Sunday, September 19, 2010

On Summers Past

As I wrote last week's post about my plans for the Fall, I found myself reflecting on the subject of  "Summer" before putting this one in the past.

When I was a child my summers unrolled like a Judy Bloom novel, with lots of time to play in the woods during the week, chores on Saturday followed by interminable, boring Sundays. Sundays were what made me a book-aholic. I counted the books I read over the summer by the dozen.

All summer long, I'd troll book stores for new Nancy Drew mysteries or other similar books to stock up to take on my family's annual camping vacations in August.  For a three week vacation, I needed a paper grocery sack full of books, which would be supplemented by books I'd buy along the way.

I read almost exclusively library books at home (it was often necessary to make several trips to the library each week) and I stashed away all the books I could afford to buy with my babysitting money to save them for vacation.  (To this day I do not take library books with me when I travel or go to the beach: too much danger of loss or damage, and paying library fines is a humiliating experience for me.)

Even in more recent years, things slowed down a bit in the summer.  Certain committees did not meet over the summer.  With school out, after-school activities were suspended.  I had time to curl up and read or even do absolutely nothing at least a little while every day.

Lately, all that has changed.  This summer, nothing slowed down! I had to steal time from work and from writing in order to make time for relaxing. In fact, that's a big reason I took a break from writing.
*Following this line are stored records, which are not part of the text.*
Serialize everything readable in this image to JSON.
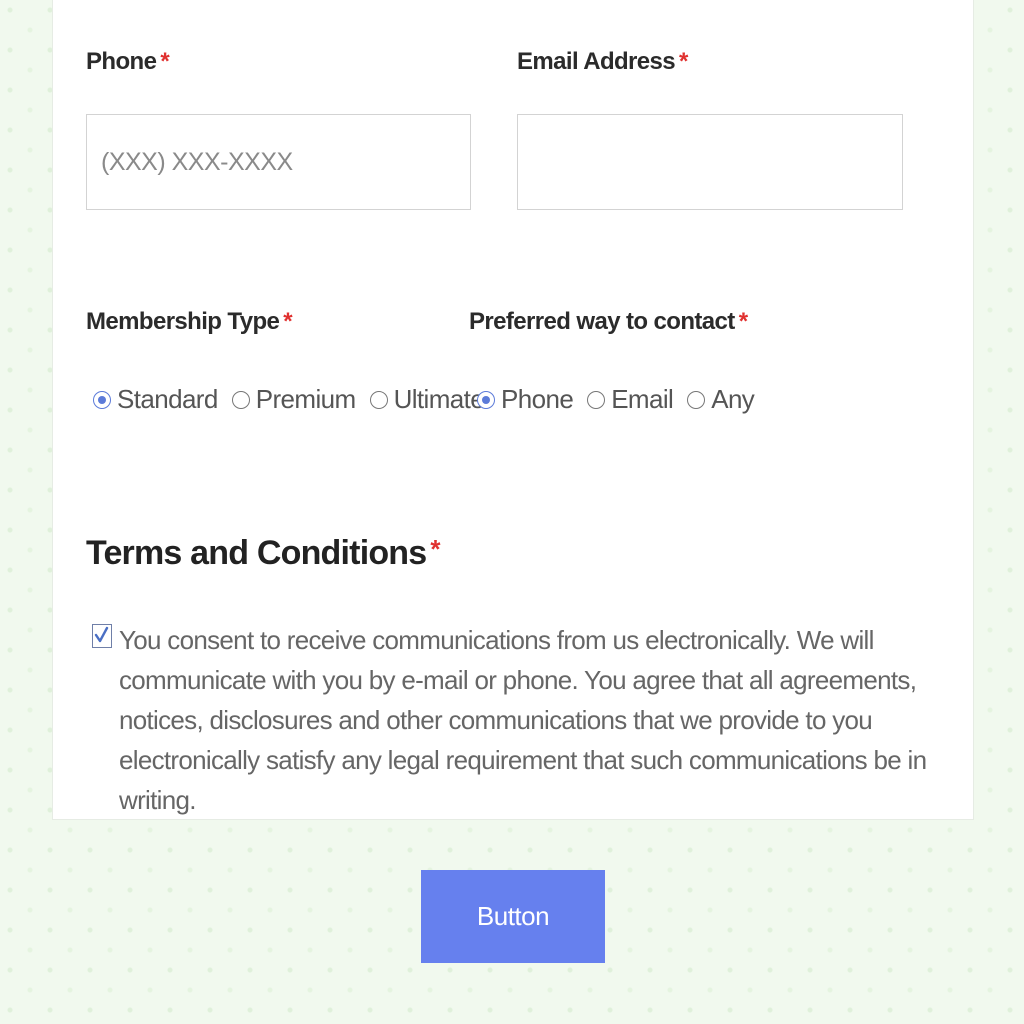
{
  "form": {
    "phone": {
      "label": "Phone",
      "required_mark": "*",
      "placeholder": "(XXX) XXX-XXXX",
      "value": ""
    },
    "email": {
      "label": "Email Address",
      "required_mark": "*",
      "placeholder": "",
      "value": ""
    },
    "membership": {
      "label": "Membership Type",
      "required_mark": "*",
      "options": [
        "Standard",
        "Premium",
        "Ultimate"
      ],
      "selected": "Standard"
    },
    "contact": {
      "label": "Preferred way to contact",
      "required_mark": "*",
      "options": [
        "Phone",
        "Email",
        "Any"
      ],
      "selected": "Phone"
    },
    "terms": {
      "title": "Terms and Conditions",
      "required_mark": "*",
      "checked": true,
      "text": "You consent to receive communications from us electronically. We will communicate with you by e-mail or phone. You agree that all agreements, notices, disclosures and other communications that we provide to you electronically satisfy any legal requirement that such communications be in writing."
    }
  },
  "submit_button": {
    "label": "Button"
  },
  "colors": {
    "accent": "#6680ee",
    "required": "#e0312f",
    "radio_checked": "#5c7bd9",
    "background": "#f1f9ee"
  }
}
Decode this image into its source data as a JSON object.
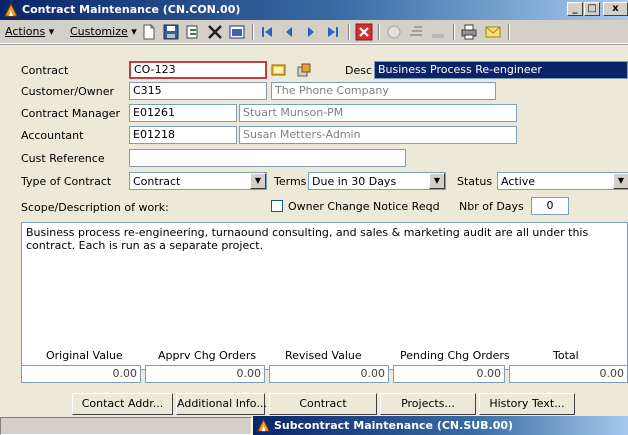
{
  "window": {
    "title": "Contract Maintenance (CN.CON.00)"
  },
  "titlebar_buttons": {
    "minimize": "_",
    "maximize": "□",
    "close": "x"
  },
  "menu": {
    "actions": "Actions",
    "customize": "Customize"
  },
  "toolbar_icons": [
    "new-icon",
    "save-icon",
    "copy-icon",
    "delete-icon",
    "note-icon",
    "first-icon",
    "prev-icon",
    "next-icon",
    "last-icon",
    "cancel-icon",
    "find-icon",
    "tools-icon",
    "link-icon",
    "print-icon",
    "mail-icon"
  ],
  "form": {
    "contract_label": "Contract",
    "contract_value": "CO-123",
    "desc_label": "Desc",
    "desc_value": "Business Process Re-engineer",
    "customer_label": "Customer/Owner",
    "customer_id": "C315",
    "customer_name": "The Phone Company",
    "manager_label": "Contract Manager",
    "manager_id": "E01261",
    "manager_name": "Stuart Munson-PM",
    "accountant_label": "Accountant",
    "accountant_id": "E01218",
    "accountant_name": "Susan Metters-Admin",
    "custref_label": "Cust Reference",
    "custref_value": "",
    "type_label": "Type of Contract",
    "type_value": "Contract",
    "terms_label": "Terms",
    "terms_value": "Due in 30 Days",
    "status_label": "Status",
    "status_value": "Active",
    "scope_label": "Scope/Description of work:",
    "owner_change_label": "Owner Change Notice Reqd",
    "owner_change_checked": false,
    "nbr_days_label": "Nbr of Days",
    "nbr_days_value": "0",
    "scope_text": "Business process re-engineering, turnaound consulting, and sales & marketing audit are all under this contract. Each is run as a separate project."
  },
  "totals": {
    "original_label": "Original Value",
    "original_value": "0.00",
    "apprv_label": "Apprv Chg Orders",
    "apprv_value": "0.00",
    "revised_label": "Revised Value",
    "revised_value": "0.00",
    "pending_label": "Pending Chg Orders",
    "pending_value": "0.00",
    "total_label": "Total",
    "total_value": "0.00"
  },
  "buttons": {
    "contact_addr": "Contact Addr...",
    "additional_info": "Additional Info...",
    "contract": "Contract",
    "projects": "Projects...",
    "history_text": "History Text..."
  },
  "subwindow": {
    "title": "Subcontract Maintenance (CN.SUB.00)"
  },
  "colors": {
    "title_start": "#0a246a",
    "title_end": "#a6caf0",
    "form_bg": "#ece9d8",
    "error_border": "#c04040"
  }
}
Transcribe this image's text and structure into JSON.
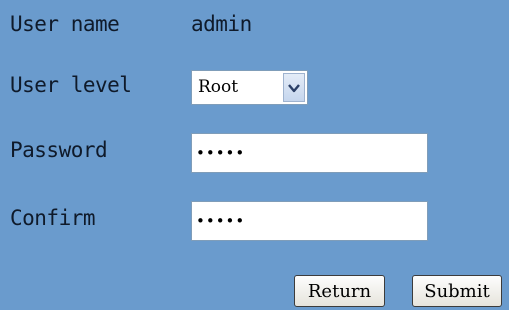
{
  "form": {
    "username_label": "User name",
    "username_value": "admin",
    "level_label": "User level",
    "level_value": "Root",
    "password_label": "Password",
    "password_value": "•••••",
    "confirm_label": "Confirm",
    "confirm_value": "•••••"
  },
  "buttons": {
    "return_label": "Return",
    "submit_label": "Submit"
  },
  "icons": {
    "dropdown": "chevron-down-icon"
  },
  "colors": {
    "panel_bg": "#6a9bcd",
    "text": "#0f1a2a"
  }
}
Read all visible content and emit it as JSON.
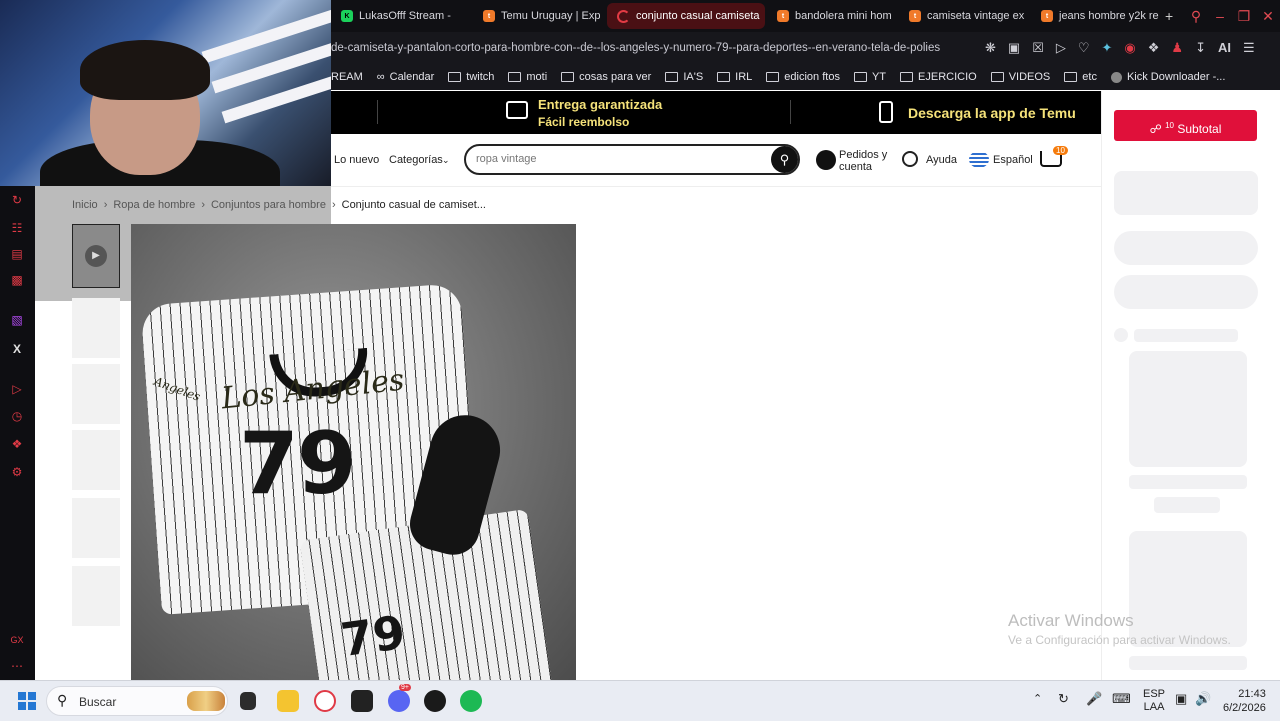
{
  "browser": {
    "tabs": [
      {
        "label": "LukasOfff Stream -",
        "icon": "kick-icon",
        "active": false
      },
      {
        "label": "Temu Uruguay | Exp",
        "icon": "temu-icon",
        "active": false
      },
      {
        "label": "conjunto casual camiseta",
        "icon": "loading-spinner-icon",
        "active": true
      },
      {
        "label": "bandolera mini hom",
        "icon": "temu-icon",
        "active": false
      },
      {
        "label": "camiseta vintage ex",
        "icon": "temu-icon",
        "active": false
      },
      {
        "label": "jeans hombre y2k re",
        "icon": "temu-icon",
        "active": false
      }
    ],
    "new_tab": "+",
    "url": "de-camiseta-y-pantalon-corto-para-hombre-con--de--los-angeles-y-numero-79--para-deportes--en-verano-tela-de-polies",
    "ai_label": "AI",
    "bookmarks": [
      {
        "label": "REAM",
        "icon": "none"
      },
      {
        "label": "Calendar",
        "icon": "infinity-icon"
      },
      {
        "label": "twitch",
        "icon": "folder-icon"
      },
      {
        "label": "moti",
        "icon": "folder-icon"
      },
      {
        "label": "cosas para ver",
        "icon": "folder-icon"
      },
      {
        "label": "IA'S",
        "icon": "folder-icon"
      },
      {
        "label": "IRL",
        "icon": "folder-icon"
      },
      {
        "label": "edicion ftos",
        "icon": "folder-icon"
      },
      {
        "label": "YT",
        "icon": "folder-icon"
      },
      {
        "label": "EJERCICIO",
        "icon": "folder-icon"
      },
      {
        "label": "VIDEOS",
        "icon": "folder-icon"
      },
      {
        "label": "etc",
        "icon": "folder-icon"
      },
      {
        "label": "Kick Downloader -...",
        "icon": "kick-icon"
      }
    ],
    "accent": "#e03a46"
  },
  "promo": {
    "left_title": "Entrega garantizada",
    "left_sub": "Fácil reembolso",
    "right_title": "Descarga la app de Temu",
    "text_color": "#f5e27a"
  },
  "header": {
    "lo_nuevo": "Lo nuevo",
    "categorias": "Categorías",
    "search_value": "ropa vintage",
    "orders_line1": "Pedidos y",
    "orders_line2": "cuenta",
    "help": "Ayuda",
    "language": "Español",
    "cart_count": "10"
  },
  "breadcrumb": {
    "items": [
      "Inicio",
      "Ropa de hombre",
      "Conjuntos para hombre"
    ],
    "current": "Conjunto casual de camiset..."
  },
  "product": {
    "script_text": "Los Angeles",
    "number": "79",
    "sleeve_script": "Angeles"
  },
  "cart_panel": {
    "subtotal_label": "Subtotal",
    "count": "10"
  },
  "watermark": {
    "title": "Activar Windows",
    "sub": "Ve a Configuración para activar Windows."
  },
  "taskbar": {
    "search_placeholder": "Buscar",
    "lang_top": "ESP",
    "lang_bottom": "LAA",
    "time": "21:43",
    "date": "6/2/2026",
    "notification_badge": "9+"
  }
}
I needed to slow down.

That strikes me as cosmically wrong!  Humans need time to sit and think, dream and plan, hope and pray.  Without that down-time I fear that we're turning into the kind of robot-like people in the movie Soylent Green going through life doing what we're told without asking questions -- to our detriment.

I am trying to resume writing on a regular schedule, but I also want to try to maintain some balance between work (both the work I do in my day job for money and my writing which is work I do for the good of my soul) and relaxation.

Time will tell if I can pull that off.  If I do, I should write a non-fiction book about how to do it.

In the meantime, I enjoyed this summer at the beach, despite the turmoil in my life that brought me to this place. My summer was a healing time devoted to the true meaning of recreation: recreating a new life from the shards of the old one, and patching it all together with new dreams and new plans.

And so I put my glorious summer of long beach walks in the evenings behind me and look forward to the fall and winter when my walks will be confined to the weekends or the occasional vacation day, but they will be all the more precious for the decrease in frequency.  It seems odd to say, given all the drama in my life this year, but this was a really good summer.